I told N some of that briefly too, and I thanked her for telling me honestly. I tried to tell her I’m sorry and thank you. I fear it appears it has little meaning now. I really meant it. I need to thank her for so much over the years I’ve known her. I don’t know if she knows. It seems to me all I’ve done is stress her. I don’t know exactly how long I’ve been making her be closer than she wanted. She doesn’t know it but she has possibly literally saved my life. One night I was on the brink of a massive overdose. She happened to call me at that time and as we spoke, she and her husband gave me some hope back and pulled me back from the edge. She knew I was distressed but not how close to ending it I was. I didn’t tell her explicitly at the time or afterwards, because I didn’t want to scare her or make her feel responsible for keeping me safe from that in the future if she knew how unstable I was and the potential influence ordinarily insignificant interactions and events could have on me. Now I wish I had told her.
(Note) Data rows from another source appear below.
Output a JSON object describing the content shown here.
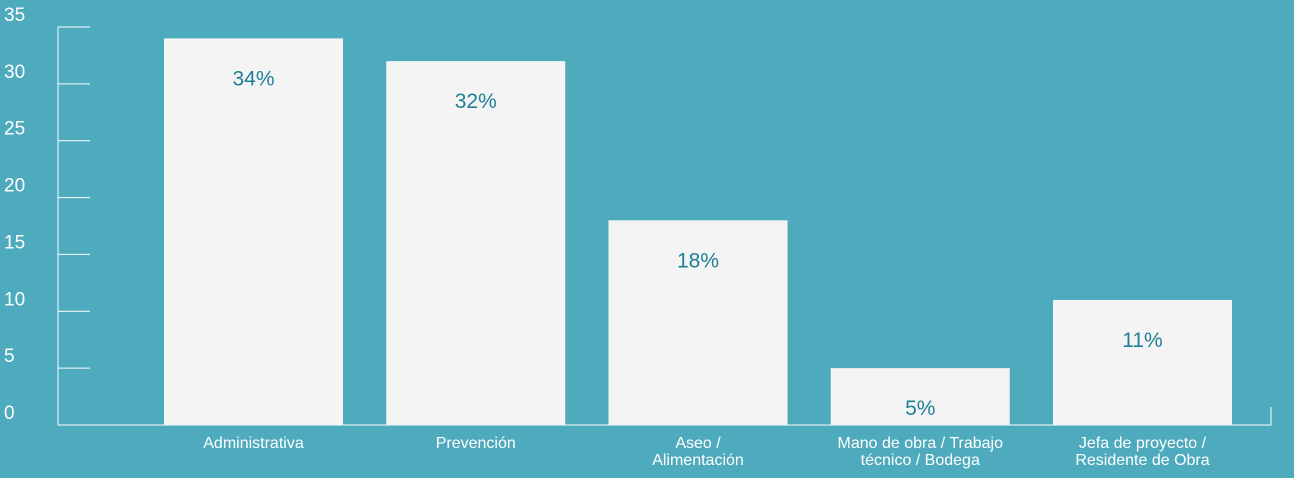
{
  "chart_data": {
    "type": "bar",
    "categories": [
      [
        "Administrativa"
      ],
      [
        "Prevención"
      ],
      [
        "Aseo /",
        "Alimentación"
      ],
      [
        "Mano de obra / Trabajo",
        "técnico / Bodega"
      ],
      [
        "Jefa de proyecto /",
        "Residente de Obra"
      ]
    ],
    "values": [
      34,
      32,
      18,
      5,
      11
    ],
    "data_labels": [
      "34%",
      "32%",
      "18%",
      "5%",
      "11%"
    ],
    "title": "",
    "xlabel": "",
    "ylabel": "",
    "ylim": [
      0,
      35
    ],
    "yticks": [
      "0",
      "5",
      "10",
      "15",
      "20",
      "25",
      "30",
      "35"
    ],
    "legend": "none",
    "grid": false
  },
  "colors": {
    "background": "#4eaabd",
    "bar": "#f4f4f4",
    "axis": "#ffffff",
    "label": "#1f7f97"
  }
}
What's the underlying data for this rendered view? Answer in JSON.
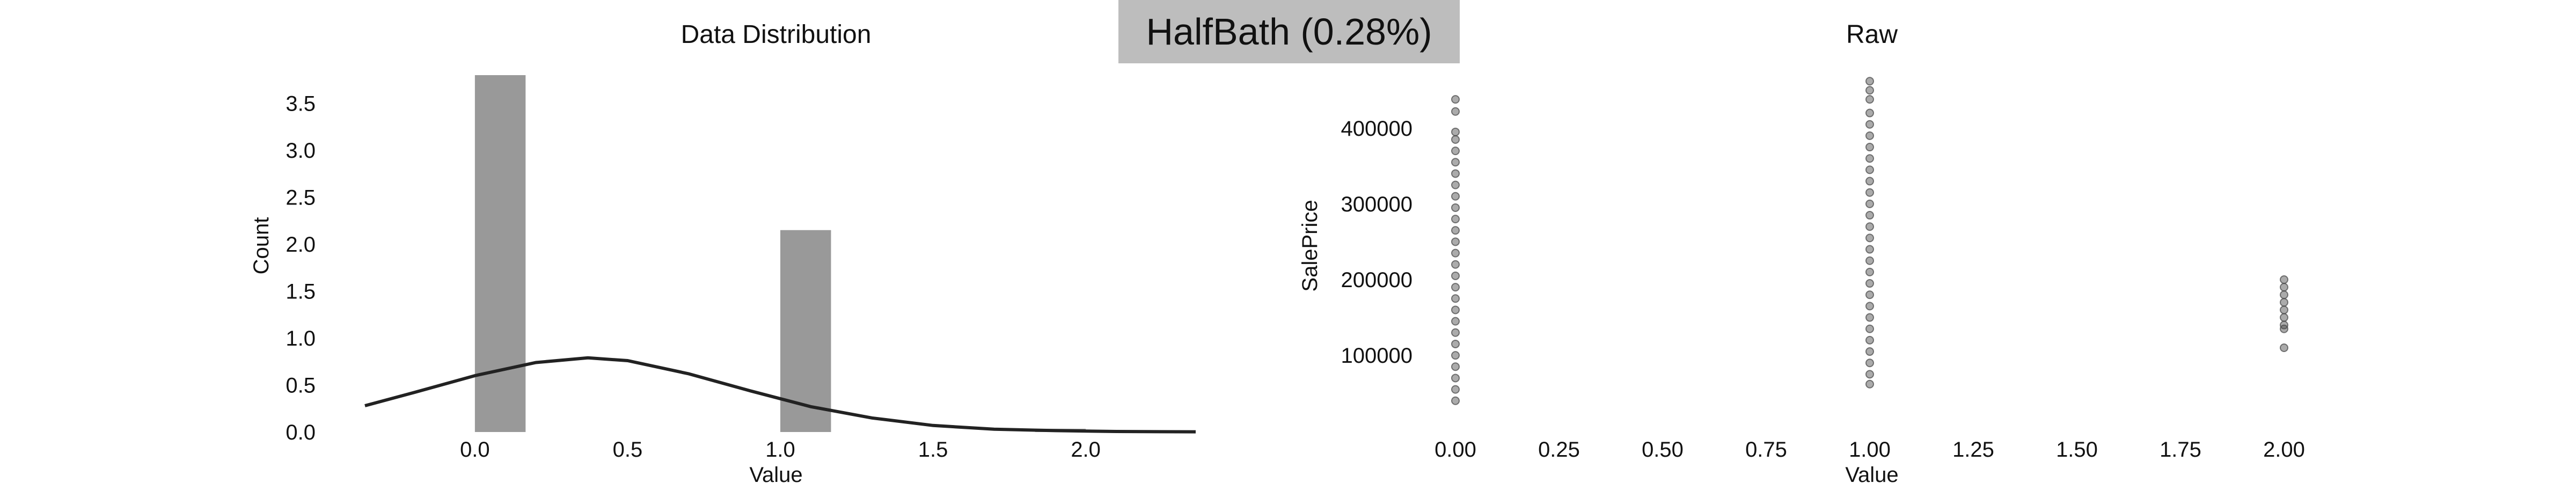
{
  "badge": {
    "text": "HalfBath (0.28%)",
    "background": "#bdbdbd"
  },
  "chart_data": [
    {
      "type": "bar",
      "title": "Data Distribution",
      "xlabel": "Value",
      "ylabel": "Count",
      "xlim": [
        -0.36,
        2.36
      ],
      "ylim": [
        0,
        3.8
      ],
      "xticks": [
        0.0,
        0.5,
        1.0,
        1.5,
        2.0
      ],
      "xtick_labels": [
        "0.0",
        "0.5",
        "1.0",
        "1.5",
        "2.0"
      ],
      "yticks": [
        0.0,
        0.5,
        1.0,
        1.5,
        2.0,
        2.5,
        3.0,
        3.5
      ],
      "ytick_labels": [
        "0.0",
        "0.5",
        "1.0",
        "1.5",
        "2.0",
        "2.5",
        "3.0",
        "3.5"
      ],
      "bars": [
        {
          "x0": 0.0,
          "x1": 0.166,
          "value": 3.8
        },
        {
          "x0": 1.0,
          "x1": 1.166,
          "value": 2.15
        },
        {
          "x0": 1.834,
          "x1": 2.0,
          "value": 0.035
        }
      ],
      "bar_color": "#999999",
      "density_curve": {
        "x": [
          -0.36,
          -0.2,
          0.0,
          0.2,
          0.37,
          0.5,
          0.7,
          0.9,
          1.1,
          1.3,
          1.5,
          1.7,
          1.9,
          2.1,
          2.36
        ],
        "y": [
          0.28,
          0.42,
          0.6,
          0.74,
          0.79,
          0.76,
          0.62,
          0.44,
          0.27,
          0.15,
          0.07,
          0.03,
          0.015,
          0.006,
          0.002
        ],
        "color": "#222222"
      },
      "grid": false
    },
    {
      "type": "scatter",
      "title": "Raw",
      "xlabel": "Value",
      "ylabel": "SalePrice",
      "xlim": [
        0,
        2
      ],
      "ylim": [
        20000,
        470000
      ],
      "xticks": [
        0.0,
        0.25,
        0.5,
        0.75,
        1.0,
        1.25,
        1.5,
        1.75,
        2.0
      ],
      "xtick_labels": [
        "0.00",
        "0.25",
        "0.50",
        "0.75",
        "1.00",
        "1.25",
        "1.50",
        "1.75",
        "2.00"
      ],
      "yticks": [
        100000,
        200000,
        300000,
        400000
      ],
      "ytick_labels": [
        "100000",
        "200000",
        "300000",
        "400000"
      ],
      "point_color": "#444444",
      "points": [
        [
          0,
          40000
        ],
        [
          0,
          55000
        ],
        [
          0,
          70000
        ],
        [
          0,
          85000
        ],
        [
          0,
          100000
        ],
        [
          0,
          115000
        ],
        [
          0,
          130000
        ],
        [
          0,
          145000
        ],
        [
          0,
          160000
        ],
        [
          0,
          175000
        ],
        [
          0,
          190000
        ],
        [
          0,
          205000
        ],
        [
          0,
          220000
        ],
        [
          0,
          235000
        ],
        [
          0,
          250000
        ],
        [
          0,
          265000
        ],
        [
          0,
          280000
        ],
        [
          0,
          295000
        ],
        [
          0,
          310000
        ],
        [
          0,
          325000
        ],
        [
          0,
          340000
        ],
        [
          0,
          355000
        ],
        [
          0,
          370000
        ],
        [
          0,
          385000
        ],
        [
          0,
          395000
        ],
        [
          0,
          422000
        ],
        [
          0,
          438000
        ],
        [
          1,
          62000
        ],
        [
          1,
          75000
        ],
        [
          1,
          90000
        ],
        [
          1,
          105000
        ],
        [
          1,
          120000
        ],
        [
          1,
          135000
        ],
        [
          1,
          150000
        ],
        [
          1,
          165000
        ],
        [
          1,
          180000
        ],
        [
          1,
          195000
        ],
        [
          1,
          210000
        ],
        [
          1,
          225000
        ],
        [
          1,
          240000
        ],
        [
          1,
          255000
        ],
        [
          1,
          270000
        ],
        [
          1,
          285000
        ],
        [
          1,
          300000
        ],
        [
          1,
          315000
        ],
        [
          1,
          330000
        ],
        [
          1,
          345000
        ],
        [
          1,
          360000
        ],
        [
          1,
          375000
        ],
        [
          1,
          390000
        ],
        [
          1,
          405000
        ],
        [
          1,
          420000
        ],
        [
          1,
          438000
        ],
        [
          1,
          450000
        ],
        [
          1,
          462000
        ],
        [
          2,
          110000
        ],
        [
          2,
          135000
        ],
        [
          2,
          140000
        ],
        [
          2,
          150000
        ],
        [
          2,
          160000
        ],
        [
          2,
          170000
        ],
        [
          2,
          180000
        ],
        [
          2,
          190000
        ],
        [
          2,
          200000
        ]
      ],
      "grid": false
    }
  ]
}
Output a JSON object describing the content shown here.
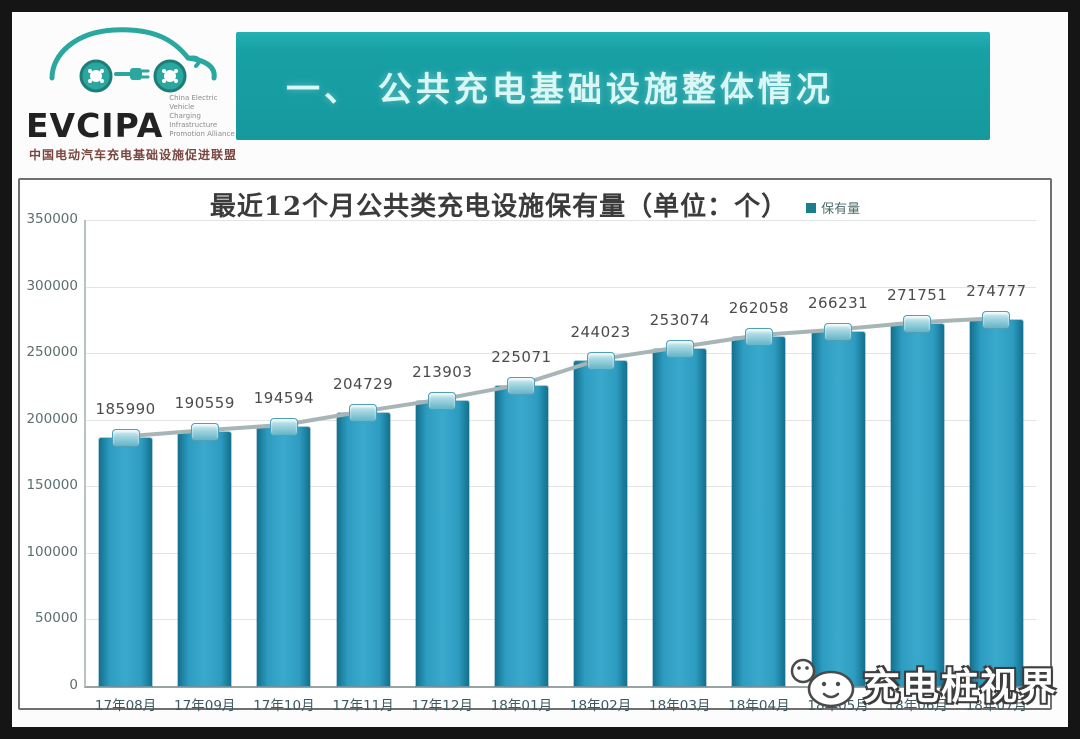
{
  "logo": {
    "brand": "EVCIPA",
    "english_line1": "China Electric Vehicle",
    "english_line2": "Charging Infrastructure",
    "english_line3": "Promotion Alliance",
    "chinese_name": "中国电动汽车充电基础设施促进联盟"
  },
  "banner": {
    "title": "一、 公共充电基础设施整体情况",
    "background_color": "#16999e",
    "text_color": "#d9f8f5"
  },
  "watermark": {
    "text": "充电桩视界",
    "icon": "charging-pile-face-icon"
  },
  "chart_data": {
    "type": "bar",
    "overlay_line": true,
    "title": "最近12个月公共类充电设施保有量（单位：个）",
    "legend": {
      "label": "保有量",
      "position": "top-right",
      "color": "#1a7f8c"
    },
    "categories": [
      "17年08月",
      "17年09月",
      "17年10月",
      "17年11月",
      "17年12月",
      "18年01月",
      "18年02月",
      "18年03月",
      "18年04月",
      "18年05月",
      "18年06月",
      "18年07月"
    ],
    "values": [
      185990,
      190559,
      194594,
      204729,
      213903,
      225071,
      244023,
      253074,
      262058,
      266231,
      271751,
      274777
    ],
    "xlabel": "",
    "ylabel": "",
    "ylim": [
      0,
      350000
    ],
    "yticks": [
      0,
      50000,
      100000,
      150000,
      200000,
      250000,
      300000,
      350000
    ],
    "grid": true,
    "bar_color": "#2d9cc0",
    "line_color": "#a8b5b7"
  }
}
Some while ago someone I care about told me, “look at what your friends do for you, why isn’t it enough for you? It’s nobody else’s responsibility to make you feel better,” and they told me I have to be more together so my emotions don’t dominate everything. Yet again I’ve acted on the basis of my weird thoughts, I’ve needed other people to do more than they wanted to, more than normal, and I’ve needed them to make it better.
I’m going to stop now. This post is a mess. I’m feeling so empty, hurting for losing N, hurting and angry for the harm I’ve done her, desperate because of how my PD and just …me….wrecks relationships and makes me too much.